Last clinical review: 2026-05-24
Days since most recent relevant imaging
Elapsed time since the last study contextualizes duplicate-imaging features: the same raw prior count carries different weight when the most recent exam was yesterday versus eight weeks ago. The model uses this temporal input to calibrate how strongly recent prior imaging should decrease appropriateness, independent of any single published day threshold.
Last clinical review: 2026-05-24
Same modality prior study within 30 days
Low back pain imaging guidance (section 3 on repeat imaging intervals) and related duplicate-utilization principles hold that repeat same-modality imaging within 30 days rarely changes management when symptoms are stable and non-radicular. Yield of new actionable findings drops sharply in that window, so a recent same-modality study generally decreases appropriateness of repeat advanced imaging absent escalation.
Last clinical review: 2026-05-24
Same body site prior study within 30 days
Low back pain imaging guidance variant 3 and related duplicate-imaging guidance discourage repeat lumbar MRI or CT when prior studies of the same anatomic region are recent and clinical status is unchanged—even across modalities (for example, MRI lumbar within 30 days of CT lumbar). A prior study of the same body site within 30 days generally decreases appropriateness unless new red flags or clinical change are documented.

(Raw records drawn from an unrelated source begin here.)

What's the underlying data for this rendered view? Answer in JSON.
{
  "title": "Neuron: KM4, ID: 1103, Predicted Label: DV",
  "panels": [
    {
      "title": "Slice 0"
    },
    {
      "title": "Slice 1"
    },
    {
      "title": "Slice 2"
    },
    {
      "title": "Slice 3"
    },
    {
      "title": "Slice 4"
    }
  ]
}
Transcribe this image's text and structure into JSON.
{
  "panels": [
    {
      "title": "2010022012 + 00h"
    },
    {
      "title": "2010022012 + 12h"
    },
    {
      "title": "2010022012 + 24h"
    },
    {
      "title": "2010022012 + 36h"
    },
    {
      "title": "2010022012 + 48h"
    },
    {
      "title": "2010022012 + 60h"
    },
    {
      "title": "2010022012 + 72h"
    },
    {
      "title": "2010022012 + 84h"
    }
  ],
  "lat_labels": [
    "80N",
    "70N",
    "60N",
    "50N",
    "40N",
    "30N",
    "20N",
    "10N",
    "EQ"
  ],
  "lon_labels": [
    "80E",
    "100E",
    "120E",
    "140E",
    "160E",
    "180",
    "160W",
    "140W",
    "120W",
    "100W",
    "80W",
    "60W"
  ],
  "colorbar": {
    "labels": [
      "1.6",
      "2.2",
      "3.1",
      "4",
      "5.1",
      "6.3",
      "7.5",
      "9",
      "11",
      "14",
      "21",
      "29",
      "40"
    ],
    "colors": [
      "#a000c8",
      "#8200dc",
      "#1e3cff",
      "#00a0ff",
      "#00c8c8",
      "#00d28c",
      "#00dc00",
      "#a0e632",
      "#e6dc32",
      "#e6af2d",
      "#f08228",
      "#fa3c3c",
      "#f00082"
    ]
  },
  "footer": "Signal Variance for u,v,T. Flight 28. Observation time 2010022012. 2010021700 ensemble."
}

Last clinical review: 2026-05-24
Order urgency (routine / urgent / stat)
Order urgency encodes how soon imaging is requested relative to clinical stability and triage category. The model treats urgency as contextual input: the same modality may be appropriate under urgent pathways for suspected emergent pathology but inappropriate when ordered STAT for stable chronic symptoms without red flags. Appropriateness must be read with indication and acuity together.
Last clinical review: 2026-05-24
Comorbidity burden (count)
Aggregate comorbidity count summarizes chronic disease burden from problem-list and condition resources as a model context feature. It shifts baseline risk and resilience estimates in the feature vector but is not anchored to a single indication-specific variant; interpreters should combine it with indication-specific criteria rather than treating the count alone as a reason to order or defer imaging.
Last clinical review: 2026-05-24
Conservative treatment tried (chart-derived)
Low back pain imaging guidance variant 4 supports advanced imaging after an adequate trial of conservative management for persistent uncomplicated low back pain without red flags. Documentation that physical therapy, NSAIDs, or comparable conservative care was tried generally increases appropriateness of lumbar MRI when symptoms persist and neurologic status remains stable.
Last clinical review: 2026-05-24
Imaging referenced on problem list
Whether prior imaging appears on the active problem list is a documentation-quality signal used when inferring prior-study features from unstructured and semi-structured chart data. When imaging is explicitly listed, the model weights prior-imaging counts and recency more confidently; when absent, duplicate-imaging features may be under-detected—a context input, not a clinical appropriateness rule by itself.